Young people today have grown up surrounded by troubling news of climate related storms, flooding, drought, ocean pollution, ecosystem devastation and the deforestation of the Amazon Rainforest. This is a generation that has not only come to witness the ‘slow violence’ of climate change but is also expected to deal with its consequences. Therefore, it is not surprising that 59% of young people aged 16-25 are ‘very’ or ‘extremely’ worried about climate change, with 45% saying that these feelings negatively impact them every day.
Thus far, ‘climate anxiety’ has been largely neglected from the climate change education agenda. However, the serious mental health implications of this issue mean that it is time for climate education leaders to pursue a strategy interlinked with climate anxiety considerations.
What is climate anxiety?
Increasingly prevalent feelings of fear, grief and overwhelm regarding the climate crisis have led to the development of new terms in response to this. Terms such as climate anxiety, eco-grief, eco-anxiety, pre-traumatic stress and climate nihilism are becoming frequently used in climate change discourses to address these feelings.
In general, the concept of ecological grief (eco-grief) has been used to describe the lived or anticipated experiences of loss due to climate change, including the loss of species, meaningful landscapes, habitats, and ecosystems. Similarly, climate anxiety is understood to explain feelings of uncertainty, such as the loss of a predictable future, about how everyday life might change, and even feelings of abandonment. Climate change is a problem that often elicits feelings of anxiety because it touches on the roots of existentialism and doom, often inspiring hopelessness in individuals. Whilst defining these emotions helps us to raise awareness of the issue, to effectively engage with feelings of climate anxiety in our classrooms, we must better understand their sources, particularly in young people.
Young people and climate anxiety
There are a multitude of reasons why young people are anxious about climate change, and understanding these sources is vital to developing strategies to relieve these feelings in our classrooms. Outside of the classroom, students feel dissatisfied and betrayed by inadequate responses to the crisis, which in turn leads them to feel stripped of power and unable to contribute to a resolution. They feel stranded by the generation gap and see an older generation failing to create solutions to a problem that will affect their entire lives. Due to this, students feel incredibly fearful about their futures, to the extent that they are unable to even imagine what they might look like.
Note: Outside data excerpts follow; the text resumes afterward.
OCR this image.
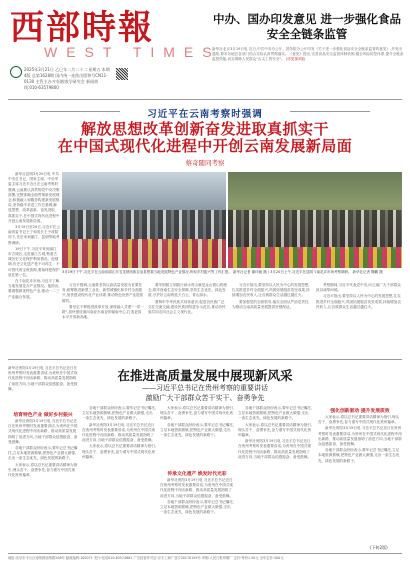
西部時報
WEST TIMES
2025年3月21日 乙巳年二月二十二 星期五 本期4版 总第1628期 国内统一连续出版物号CN11-0130 主管主办:中国税收学研究会 新闻热线:010-63579800
中办、国办印发意见 进一步强化食品安全全链条监管
新华社北京3月19日电 近日,中共中央办公厅、国务院办公厅印发《关于进一步强化食品安全全链条监管的意见》,并发出通知,要求各地区各部门结合实际认真贯彻落实。《意见》提出,完善食品安全监管体制机制,健全风险防控体系,提升全链条监管效能,切实保障人民群众"舌尖上的安全"。 (详见第2版)
习近平在云南考察时强调
解放思想改革创新奋发进取真抓实干
在中国式现代化进程中开创云南发展新局面
蔡奇随同考察

新华社昆明3月20日电 中共中央总书记、国家主席、中央军委主席习近平近日在云南考察时强调,云南要认真贯彻党中央决策部署,完整准确全面贯彻新发展理念,积极融入和服务构建新发展格局,坚持稳中求进工作总基调,解放思想、改革创新、奋发进取、真抓实干,在中国式现代化进程中开创云南发展新局面。

3月19日至20日,习近平在云南省委书记王宁和省长王予波陪同下,先后来到丽江、昆明等地考察调研。

19日下午,习近平来到丽江市古城区,走进丽江古城,察看古城历史文化保护利用情况。他强调,历史文化遗产是不可再生、不可替代的宝贵资源,要始终把保护放在第一位。

在斗南花卉市场,习近平了解当地发展花卉产业情况。他指出,要做强做优特色产业,推动一二三产业融合发展。

3月19日下午,习近平在云南省丽江市玉龙纳西族自治县察看当地发展特色产业情况,听取乡村振兴等工作汇报。 新华社记者 谢环驰 摄 / 3月20日上午,习近平在昆明斗南花卉市场考察调研。 新华社记者 鞠鹏 摄

习近平强调,云南要坚持以高质量发展为首要任务,统筹推进新型工业化、新型城镇化和乡村全面振兴,加快建设现代化产业体系,推动特色优势产业提质增效。

要坚定不移推进改革开放,深度融入共建"一带一路",加快建设面向南亚东南亚的辐射中心,打造更高水平开放新高地。

要牢固树立和践行绿水青山就是金山银山的理念,筑牢西南生态安全屏障,坚持生态优先、绿色发展,守护好云南的蓝天白云、青山绿水。

要铸牢中华民族共同体意识,促进各民族广泛交往交流交融,建设民族团结进步示范区,推动各民族共同走向社会主义现代化。

习近平指出,要坚持以人民为中心的发展思想,扎实推进乡村全面振兴,巩固拓展脱贫攻坚成果,持续增加农民收入,让各族群众生活越过越红火。

要加强党的全面领导,落实全面从严治党责任,为推动云南高质量发展提供坚强保证。

考察期间,习近平代表党中央,向云南广大干部群众致以诚挚问候。

习近平指出,要坚持以人民为中心的发展思想,扎实推进乡村全面振兴,巩固拓展脱贫攻坚成果,持续增加农民收入,让各族群众生活越过越红火。

在推进高质量发展中展现新风采
——习近平总书记在贵州考察的重要讲话
激励广大干部群众苦干实干、奋勇争先
新华社贵阳3月19日电 习近平总书记近日在贵州考察时发表重要讲话,为贵州在中国式现代化进程中闯出新路、推动高质量发展指明了前进方向,当地干部群众倍感振奋、备受鼓舞。
培育特色产业 做好乡村振兴

新华社贵阳3月19日电 习近平总书记近日在贵州考察时发表重要讲话,为贵州在中国式现代化进程中闯出新路、推动高质量发展指明了前进方向,当地干部群众倍感振奋、备受鼓舞。

各地干部群众纷纷表示,要牢记总书记嘱托,立足本地资源禀赋,把特色产业做大做强,走出一条生态优先、绿色发展的新路子。

大家表示,将以总书记重要讲话精神为指引,埋头苦干、奋勇争先,奋力谱写中国式现代化贵州篇章。

各地干部群众纷纷表示,要牢记总书记嘱托,立足本地资源禀赋,把特色产业做大做强,走出一条生态优先、绿色发展的新路子。

新华社贵阳3月19日电 习近平总书记近日在贵州考察时发表重要讲话,为贵州在中国式现代化进程中闯出新路、推动高质量发展指明了前进方向,当地干部群众倍感振奋、备受鼓舞。

大家表示,将以总书记重要讲话精神为指引,埋头苦干、奋勇争先,奋力谱写中国式现代化贵州篇章。

传承文化遗产 焕发时代光彩

大家表示,将以总书记重要讲话精神为指引,埋头苦干、奋勇争先,奋力谱写中国式现代化贵州篇章。

各地干部群众纷纷表示,要牢记总书记嘱托,立足本地资源禀赋,把特色产业做大做强,走出一条生态优先、绿色发展的新路子。

新华社贵阳3月19日电 习近平总书记近日在贵州考察时发表重要讲话,为贵州在中国式现代化进程中闯出新路、推动高质量发展指明了前进方向,当地干部群众倍感振奋、备受鼓舞。

各地干部群众纷纷表示,要牢记总书记嘱托,立足本地资源禀赋,把特色产业做大做强,走出一条生态优先、绿色发展的新路子。

各地干部群众纷纷表示,要牢记总书记嘱托,立足本地资源禀赋,把特色产业做大做强,走出一条生态优先、绿色发展的新路子。

大家表示,将以总书记重要讲话精神为指引,埋头苦干、奋勇争先,奋力谱写中国式现代化贵州篇章。

新华社贵阳3月19日电 习近平总书记近日在贵州考察时发表重要讲话,为贵州在中国式现代化进程中闯出新路、推动高质量发展指明了前进方向,当地干部群众倍感振奋、备受鼓舞。

强化创新驱动 提升发展质效

大家表示,将以总书记重要讲话精神为指引,埋头苦干、奋勇争先,奋力谱写中国式现代化贵州篇章。

新华社贵阳3月19日电 习近平总书记近日在贵州考察时发表重要讲话,为贵州在中国式现代化进程中闯出新路、推动高质量发展指明了前进方向,当地干部群众倍感振奋、备受鼓舞。

各地干部群众纷纷表示,要牢记总书记嘱托,立足本地资源禀赋,把特色产业做大做强,走出一条生态优先、绿色发展的新路子。

(下转2版)
地址:北京市丰台区南苑路南苑路208号 邮政编码:100071 发行:电话010-63574861 广告经营许可证:京丰工商广登字20170159号 印刷:人民日报印刷厂 定价:每份1.50元 全年定价:300元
Unfortunately, the picture is not much better when it comes to young people’s educational encounters with climate change. Students are struggling to connect their climate change education to the rest of their lives, which leads students to feel ‘helpless’ in the face of climate change – they want to act but they do not know how, and the curriculum is not providing any pathways for them to carry out meaningful personal or social action. Moreover, the curriculum’s lack of effective support for the complex emotions that climate education gives rise to, as well as fears that negative emotions would not be taken seriously by tutors, can be devastating for students.
The University of Bristol itself is home to climate refugees and those with first hand experiences of climate related disasters and resulting threats to health, livelihoods, and social relationships. How are we engaging and considering those who have themselves felt the effects of climate change? Educational support must be provided for students who have climate trauma, and centring these often-marginalised voices is essential to this strategy.
What can we do?
A change is needed in how we approach climate education. We should encourage making climate education an active experience, to provide students with the opportunity to turn negative feelings of concern about the climate crisis into positive, motivating feelings that will enable them to realise their potential to become change-makers and innovators.
The following section outlines actionable points to develop a strategy that will engage climate anxiety in our classrooms; this involves both possible curriculum changes and tools educators can deploy to immediately begin supporting students.
Effective curriculum changes:
- Engage marginalised voices to co-create a curriculum that accounts for individuals with lived experiences of climate change devastation.
- Intertwine emotion and reason into climate education to create spaces for an intellectual exploration of emotions, where students feel their voice and opinions are respected and valued.
- Initiate collaboration between younger and older people to build mutual trust.
- Provide students with opportunities to explore personal and social action to address their concerns and engage them in methods of sustainable behaviours to ease feelings of helplessness.
Tools to enable students to explore their climate-related emotions:
- Use participatory drama (role-play) to deep dive into complex topics, whilst maintaining a sense of privacy.
- Undertake creative writing workshops to deal with feelings of climate anxiety.
- Use visualisation as a tool for maintaining hope – combine realistic outcomes for what the future could look like with personal hopes to motivate action.
Finally, the university should consider climate anxiety and its implications in its wider mental health strategy to raise awareness of the issue and protect young people’s mental health outcomes.